Berita

Modus WN China Tipu Perusahaan AS Rp 6,2 M: Bikin Email Palsu Mitra Bisnis

Foto : Jessica Thomas - ceritaberkat.com
Daftar Isi
  1. Sindikat China Tipu Perusahaan AS Lewat Email Palsu, Kerugian Capai Rp 6,2 Miliar
  2. Related Reading
  3. Frequently Asked Questions

Sindikat China Tipu Perusahaan AS Lewat Email Palsu, Kerugian Capai Rp 6,2 Miliar

Ceritaberkat.com – Kejahatan siber lintas negara kembali menyorot kerentanan sistem komunikasi korporasi di era digital. Sebuah jaringan kriminal yang diarahkan dari Tiongkok berhasil menguras dana senilai USD 350.325—setara kurang lebih Rp 6,2 miliar—dari perusahaan Amerika Serikat bernama IQ Power Tools. Modus yang dipakai bukan peretasan klasik, melainkan teknik yang dikenal luas dalam dunia keamanan siber sebagai business email compromise (BEC), yakni penyamaran identitas mitra bisnis melalui alamat surat elektronik yang dibuat mirip milik pihak rekanan.

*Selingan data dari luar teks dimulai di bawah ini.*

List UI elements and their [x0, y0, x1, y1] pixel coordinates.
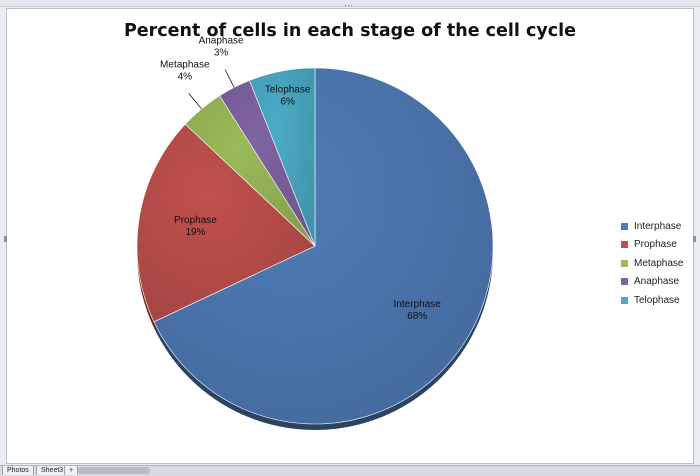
leader-line-metaphase	[188, 93, 202, 110]
add-sheet-button[interactable]: +	[64, 466, 79, 475]
data-label-anaphase: Anaphase 3%	[199, 36, 244, 59]
chart-area[interactable]: Percent of cells in each stage of the ce…	[6, 8, 694, 464]
legend-label: Telophase	[634, 294, 680, 306]
data-label-prophase: Prophase 19%	[174, 215, 217, 238]
legend-swatch	[621, 296, 628, 304]
data-label-interphase: Interphase 68%	[394, 299, 442, 322]
resize-grip-icon[interactable]: ⋯	[344, 0, 354, 10]
horizontal-scrollbar[interactable]	[78, 467, 150, 474]
legend-swatch	[621, 259, 628, 267]
legend-label: Metaphase	[634, 257, 684, 269]
pie-slice-interphase[interactable]	[153, 67, 494, 425]
data-label-telophase: Telophase 6%	[265, 85, 311, 108]
legend-item-interphase: Interphase	[621, 217, 683, 236]
legend-item-metaphase: Metaphase	[621, 254, 683, 273]
sheet-tab-bar: Photos Sheet3 +	[0, 465, 700, 476]
chart-title: Percent of cells in each stage of the ce…	[123, 21, 577, 41]
pie-slice-prophase[interactable]	[136, 123, 316, 323]
legend-label: Anaphase	[634, 276, 680, 288]
legend-label: Prophase	[634, 239, 677, 251]
legend-swatch	[621, 241, 628, 249]
legend-item-prophase: Prophase	[621, 236, 683, 255]
legend-item-anaphase: Anaphase	[621, 273, 683, 292]
window-top-edge: ⋯	[0, 0, 700, 10]
legend-item-telophase: Telophase	[621, 291, 683, 310]
sheet-tab-photos[interactable]: Photos	[2, 466, 34, 475]
legend-swatch	[621, 278, 628, 286]
left-resize-handle[interactable]	[4, 236, 7, 242]
pie-chart: Interphase 68% Prophase 19% Metaphase 4%Anaph…	[136, 36, 494, 431]
data-label-metaphase: Metaphase 4%	[160, 59, 210, 82]
leader-line-anaphase	[224, 69, 235, 88]
right-resize-handle[interactable]	[693, 236, 696, 242]
legend-swatch	[621, 222, 628, 230]
chart-legend: Interphase Prophase Metaphase Anaphase Telop…	[621, 217, 683, 310]
legend-label: Interphase	[634, 220, 682, 232]
pie-slice-telophase[interactable]	[249, 67, 316, 247]
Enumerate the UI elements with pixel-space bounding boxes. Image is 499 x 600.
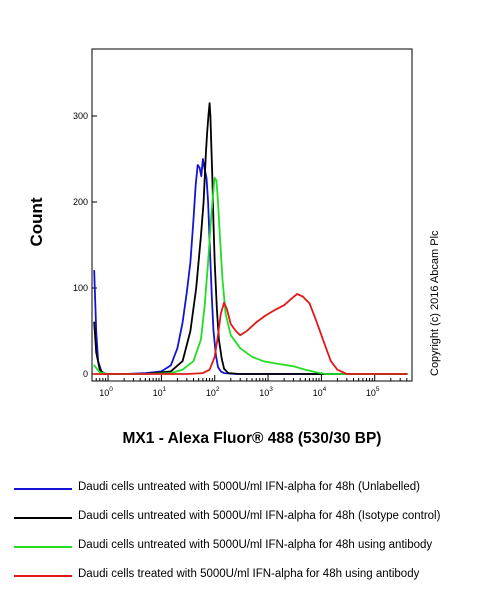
x-tick-label: 102 — [206, 386, 220, 398]
y-axis-label: Count — [27, 197, 46, 246]
x-tick-base: 10 — [366, 388, 376, 398]
legend-label: Daudi cells untreated with 5000U/ml IFN-… — [78, 481, 420, 493]
legend: Daudi cells untreated with 5000U/ml IFN-… — [8, 477, 496, 593]
copyright-annotation: Copyright (c) 2016 Abcam Plc — [429, 230, 441, 376]
x-tick-exponent: 0 — [109, 386, 113, 393]
series-line-2 — [93, 102, 408, 375]
legend-item-isotype-control: Daudi cells untreated with 5000U/ml IFN-… — [8, 506, 496, 530]
x-tick-base: 10 — [259, 388, 269, 398]
y-tick-label: 0 — [83, 369, 88, 379]
series-line-3 — [93, 176, 408, 375]
legend-swatch — [14, 488, 72, 490]
legend-item-untreated-antibody: Daudi cells untreated with 5000U/ml IFN-… — [8, 535, 496, 559]
x-tick-label: 104 — [313, 386, 327, 398]
y-tick-label: 100 — [73, 283, 88, 293]
x-tick-label: 101 — [153, 386, 167, 398]
x-tick-base: 10 — [206, 388, 216, 398]
legend-label: Daudi cells untreated with 5000U/ml IFN-… — [78, 539, 433, 551]
x-tick-label: 100 — [99, 386, 113, 398]
x-tick-label: 105 — [366, 386, 380, 398]
x-tick-exponent: 1 — [163, 386, 167, 393]
legend-label: Daudi cells untreated with 5000U/ml IFN-… — [78, 510, 441, 522]
legend-item-treated-antibody: Daudi cells treated with 5000U/ml IFN-al… — [8, 564, 496, 588]
series-layer — [93, 102, 408, 375]
series-line-1 — [93, 158, 408, 375]
x-tick-base: 10 — [313, 388, 323, 398]
x-tick-exponent: 3 — [269, 386, 273, 393]
plot-frame — [91, 48, 413, 382]
x-tick-exponent: 4 — [323, 386, 327, 393]
x-tick-base: 10 — [99, 388, 109, 398]
legend-swatch — [14, 546, 72, 548]
y-tick-label: 300 — [73, 111, 88, 121]
y-tick-label: 200 — [73, 197, 88, 207]
legend-swatch — [14, 517, 72, 519]
x-tick-base: 10 — [153, 388, 163, 398]
series-line-4 — [93, 293, 408, 375]
x-tick-label: 103 — [259, 386, 273, 398]
x-axis-label: MX1 - Alexa Fluor® 488 (530/30 BP) — [123, 430, 382, 447]
legend-label: Daudi cells treated with 5000U/ml IFN-al… — [78, 568, 420, 580]
legend-item-unlabelled: Daudi cells untreated with 5000U/ml IFN-… — [8, 477, 496, 501]
x-tick-exponent: 2 — [216, 386, 220, 393]
x-tick-exponent: 5 — [376, 386, 380, 393]
legend-swatch — [14, 575, 72, 577]
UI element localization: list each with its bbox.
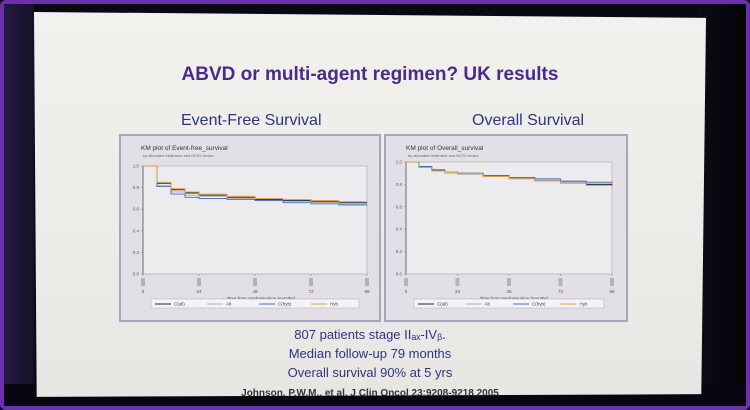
risk-table-cell	[455, 278, 460, 286]
x-tick-label: 0	[142, 289, 145, 294]
efs-x-axis-label: Time from randomisation (months)	[227, 296, 296, 301]
y-tick-label: 1.0	[133, 164, 140, 169]
legend-box	[413, 298, 605, 309]
risk-table-cell	[558, 278, 563, 286]
patients-line: 807 patients stage IIₐₓ-IVᵦ.	[294, 327, 446, 342]
x-tick-label: 48	[506, 289, 512, 294]
x-tick-label: 0	[405, 289, 408, 294]
legend-label: C(hyb)	[532, 302, 546, 307]
x-tick-label: 48	[252, 289, 258, 294]
y-tick-label: 0.4	[133, 228, 140, 233]
os-panel: KM plot of Overall_survival by allocated…	[384, 134, 628, 322]
legend-box	[150, 298, 360, 309]
risk-table-cell	[197, 278, 201, 286]
survival-line: Overall survival 90% at 5 yrs	[287, 365, 453, 380]
efs-panel: KM plot of Event-free_survival by alloca…	[119, 134, 381, 322]
os-plot-subtitle: by allocated treatment and NCRI choice	[408, 153, 479, 158]
efs-plot-title: KM plot of Event-free_survival	[141, 145, 228, 152]
citation: Johnson, P.W.M., et al. J Clin Oncol 23:…	[241, 388, 499, 399]
follow-up-line: Median follow-up 79 months	[288, 346, 452, 361]
legend-label: C(all)	[174, 302, 185, 307]
risk-table-cell	[141, 278, 145, 286]
legend-label: C(all)	[437, 302, 448, 307]
os-x-axis-label: Time from randomisation (months)	[480, 296, 549, 301]
x-tick-label: 72	[558, 289, 564, 294]
x-tick-label: 96	[609, 289, 615, 294]
y-tick-label: 0.6	[133, 207, 140, 212]
efs-plot-subtitle: by allocated treatment and NCRI choice	[143, 153, 214, 158]
legend-label: Hyb	[330, 302, 338, 307]
legend-label: C(hyb)	[278, 302, 292, 307]
risk-table-cell	[309, 278, 313, 286]
y-tick-label: 0.8	[133, 185, 140, 190]
x-tick-label: 24	[196, 289, 202, 294]
study-summary: 807 patients stage IIₐₓ-IVᵦ. Median foll…	[34, 325, 706, 382]
y-tick-label: 0.8	[396, 182, 403, 187]
legend-label: Alt	[485, 302, 491, 307]
y-tick-label: 1.0	[396, 160, 403, 165]
y-tick-label: 0.0	[396, 272, 403, 277]
os-km-plot: KM plot of Overall_survival by allocated…	[396, 145, 615, 309]
risk-table-cell	[365, 278, 369, 286]
risk-table-cell	[507, 278, 511, 286]
risk-table-cell	[610, 278, 614, 286]
x-tick-label: 72	[308, 289, 314, 294]
x-tick-label: 24	[455, 289, 461, 294]
projected-slide: ABVD or multi-agent regimen? UK results …	[34, 12, 706, 399]
y-tick-label: 0.2	[396, 249, 403, 254]
y-tick-label: 0.4	[396, 227, 403, 232]
legend-label: Hyb	[580, 302, 588, 307]
os-plot-title: KM plot of Overall_survival	[406, 145, 484, 152]
slide-title: ABVD or multi-agent regimen? UK results	[181, 64, 559, 85]
x-tick-label: 96	[364, 289, 370, 294]
plot-area	[142, 165, 368, 275]
y-tick-label: 0.6	[396, 204, 403, 209]
risk-table-cell	[404, 278, 408, 286]
km-curve-hyb	[143, 165, 367, 203]
stage-curtain-right	[698, 4, 746, 406]
os-heading: Overall Survival	[472, 112, 585, 129]
efs-km-plot: KM plot of Event-free_survival by alloca…	[133, 145, 370, 309]
efs-heading: Event-Free Survival	[181, 112, 322, 129]
y-tick-label: 0.2	[133, 250, 140, 255]
y-tick-label: 0.0	[133, 272, 140, 277]
km-curve-hyb	[406, 161, 613, 187]
risk-table-cell	[253, 278, 257, 286]
legend-label: Alt	[226, 302, 232, 307]
stage-curtain-left	[4, 4, 34, 406]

Kasus ini diungkap oleh Direktorat Tindak Pidana Siber (Dittipidsiber) Bareskrim Polri melalui kerja sama erat dengan Biro Investigasi Federal Amerika Serikat (FBI) serta Pusat Pelaporan dan Analisis Transaksi Keuangan (PPATK). Kolaborasi tiga lembaga lintas yurisdiksi tersebut menjadi kunci untuk menelusuri jejak digital pelaku sekaligus membekukan sisa dana yang masih tersimpan di rekening penampung di dalam negeri.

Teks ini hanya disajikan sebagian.